As first time parents, we need the people in our lives to stand with us and encourage us. Fill our ears and hearts with thoughts of joy and love. Recognize with us that God is going to help us walk through everyday of parenthood-that we will not be doing this on our own. Share with us the love you have for your children, and worth their lives are to you. Doubt, fear, and insecurities are natural response to change- we need positive and uplifting advice and encouragement.
The fact stands that there truly is nothing anyone can say or do to steal the joy and love we have for our little girl, but allow us to freely express and enjoy these last few days or weeks of this pregnancy, and the wonder that will come watching Charlotte grow and mature in our arms. Don't weigh down our hearts with added fears and insecurities. I'd rather be blissfully ignorant of the struggles we will face, and enjoy every moment that I have today without any hint of fear or uncertainty. Our baby is an incredible gift; when we are discouraged we may need people to remind us of that. Come alongside us and other parents and help us to see the beauty in raising children when the days do become hard.

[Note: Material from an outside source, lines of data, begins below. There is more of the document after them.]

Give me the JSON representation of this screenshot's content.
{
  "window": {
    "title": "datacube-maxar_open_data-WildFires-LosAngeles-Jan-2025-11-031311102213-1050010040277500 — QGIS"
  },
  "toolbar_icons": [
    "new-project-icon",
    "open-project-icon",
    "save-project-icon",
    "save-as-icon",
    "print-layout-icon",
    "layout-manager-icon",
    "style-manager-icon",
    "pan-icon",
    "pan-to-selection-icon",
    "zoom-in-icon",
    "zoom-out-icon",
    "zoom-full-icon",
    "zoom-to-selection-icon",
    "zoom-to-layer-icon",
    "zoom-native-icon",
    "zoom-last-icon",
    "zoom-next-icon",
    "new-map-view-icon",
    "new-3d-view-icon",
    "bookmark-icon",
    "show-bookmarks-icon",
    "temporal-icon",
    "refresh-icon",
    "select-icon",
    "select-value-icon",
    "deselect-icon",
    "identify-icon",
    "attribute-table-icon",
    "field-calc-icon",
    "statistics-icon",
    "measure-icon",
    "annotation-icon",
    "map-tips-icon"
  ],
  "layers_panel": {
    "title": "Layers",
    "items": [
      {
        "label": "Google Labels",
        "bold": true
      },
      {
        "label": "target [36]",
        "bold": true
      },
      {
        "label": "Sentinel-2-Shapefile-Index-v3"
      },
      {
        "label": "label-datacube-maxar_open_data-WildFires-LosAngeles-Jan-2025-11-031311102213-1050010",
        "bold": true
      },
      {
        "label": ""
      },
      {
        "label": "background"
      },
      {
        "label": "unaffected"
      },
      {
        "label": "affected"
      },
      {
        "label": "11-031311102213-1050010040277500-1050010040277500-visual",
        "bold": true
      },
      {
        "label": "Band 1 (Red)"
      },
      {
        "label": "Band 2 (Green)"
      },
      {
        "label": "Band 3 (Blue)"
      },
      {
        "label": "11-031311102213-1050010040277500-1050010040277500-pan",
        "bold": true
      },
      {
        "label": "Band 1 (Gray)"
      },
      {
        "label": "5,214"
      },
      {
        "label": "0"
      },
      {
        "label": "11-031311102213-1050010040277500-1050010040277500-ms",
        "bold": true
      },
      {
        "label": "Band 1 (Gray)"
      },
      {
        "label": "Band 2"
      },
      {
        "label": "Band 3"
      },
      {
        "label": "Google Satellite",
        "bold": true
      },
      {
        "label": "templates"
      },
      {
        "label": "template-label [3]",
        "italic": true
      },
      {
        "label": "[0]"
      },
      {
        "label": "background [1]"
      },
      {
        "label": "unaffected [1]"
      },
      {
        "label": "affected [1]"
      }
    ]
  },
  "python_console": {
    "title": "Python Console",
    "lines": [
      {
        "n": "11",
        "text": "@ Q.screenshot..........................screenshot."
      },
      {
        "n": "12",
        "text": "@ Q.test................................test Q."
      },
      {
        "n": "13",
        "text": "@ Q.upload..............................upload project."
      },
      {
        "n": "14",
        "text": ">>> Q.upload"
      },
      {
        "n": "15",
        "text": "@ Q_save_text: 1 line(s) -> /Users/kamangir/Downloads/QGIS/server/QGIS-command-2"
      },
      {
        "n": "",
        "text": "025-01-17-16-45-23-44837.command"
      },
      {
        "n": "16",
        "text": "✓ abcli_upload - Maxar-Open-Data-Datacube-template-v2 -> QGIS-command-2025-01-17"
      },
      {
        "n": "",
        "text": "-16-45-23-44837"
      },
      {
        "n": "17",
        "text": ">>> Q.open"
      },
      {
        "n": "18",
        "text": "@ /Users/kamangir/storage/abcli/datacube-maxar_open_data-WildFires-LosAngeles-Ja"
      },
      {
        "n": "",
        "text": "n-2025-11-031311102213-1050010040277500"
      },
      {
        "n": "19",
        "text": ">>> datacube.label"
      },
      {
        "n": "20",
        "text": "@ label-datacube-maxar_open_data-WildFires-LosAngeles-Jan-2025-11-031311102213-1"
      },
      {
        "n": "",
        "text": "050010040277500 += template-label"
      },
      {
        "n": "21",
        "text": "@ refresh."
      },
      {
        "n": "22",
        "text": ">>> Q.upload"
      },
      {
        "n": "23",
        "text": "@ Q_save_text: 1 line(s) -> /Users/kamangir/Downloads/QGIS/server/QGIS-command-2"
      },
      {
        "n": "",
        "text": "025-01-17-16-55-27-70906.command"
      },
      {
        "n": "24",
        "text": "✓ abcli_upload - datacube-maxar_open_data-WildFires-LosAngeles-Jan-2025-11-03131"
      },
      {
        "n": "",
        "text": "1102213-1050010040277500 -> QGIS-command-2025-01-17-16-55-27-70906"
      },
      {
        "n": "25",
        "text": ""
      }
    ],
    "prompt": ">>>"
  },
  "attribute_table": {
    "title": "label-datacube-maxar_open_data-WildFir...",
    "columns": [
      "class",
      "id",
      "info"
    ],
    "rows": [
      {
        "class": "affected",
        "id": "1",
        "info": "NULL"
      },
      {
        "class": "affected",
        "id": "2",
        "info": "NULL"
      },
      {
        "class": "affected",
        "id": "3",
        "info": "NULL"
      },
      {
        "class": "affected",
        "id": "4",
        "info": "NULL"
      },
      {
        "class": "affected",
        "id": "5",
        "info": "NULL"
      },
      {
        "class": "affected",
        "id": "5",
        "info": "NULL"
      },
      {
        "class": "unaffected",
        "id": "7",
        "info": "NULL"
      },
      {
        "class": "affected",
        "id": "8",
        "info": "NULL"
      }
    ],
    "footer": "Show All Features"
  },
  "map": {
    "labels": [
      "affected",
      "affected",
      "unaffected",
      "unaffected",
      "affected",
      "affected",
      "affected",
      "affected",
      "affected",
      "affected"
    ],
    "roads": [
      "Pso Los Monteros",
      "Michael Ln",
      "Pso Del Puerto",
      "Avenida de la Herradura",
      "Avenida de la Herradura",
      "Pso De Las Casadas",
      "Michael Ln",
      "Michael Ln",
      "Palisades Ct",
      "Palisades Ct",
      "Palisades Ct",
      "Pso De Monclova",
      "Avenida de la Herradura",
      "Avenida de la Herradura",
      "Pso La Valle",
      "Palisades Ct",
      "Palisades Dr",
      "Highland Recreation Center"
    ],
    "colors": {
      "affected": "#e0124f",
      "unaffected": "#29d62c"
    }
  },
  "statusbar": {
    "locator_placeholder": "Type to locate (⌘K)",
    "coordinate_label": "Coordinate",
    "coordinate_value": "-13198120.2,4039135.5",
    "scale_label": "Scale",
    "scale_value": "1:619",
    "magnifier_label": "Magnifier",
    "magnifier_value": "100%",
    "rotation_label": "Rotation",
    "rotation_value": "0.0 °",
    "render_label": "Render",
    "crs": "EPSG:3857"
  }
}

It breaks my heart hear the incredible amount of bitterness and naturally negative responses to parenthood. Most of the people in our lives have been an incredible encouragement to us through this pregnancy. However we have to recognize that it is so easy and naturally human for us to have a pessimistic approach on life, and it is equally easy to impose that on other people as they grow and mature in their lives experiencing new things like: choosing a college, pursuing a career, getting married and having babies. As followers of Christ, brothers, and sisters through Him, let remember to be a people whose words reflect the heart of God; that we would lovingly encourage one another and that our words would be full of life, joy, and faith.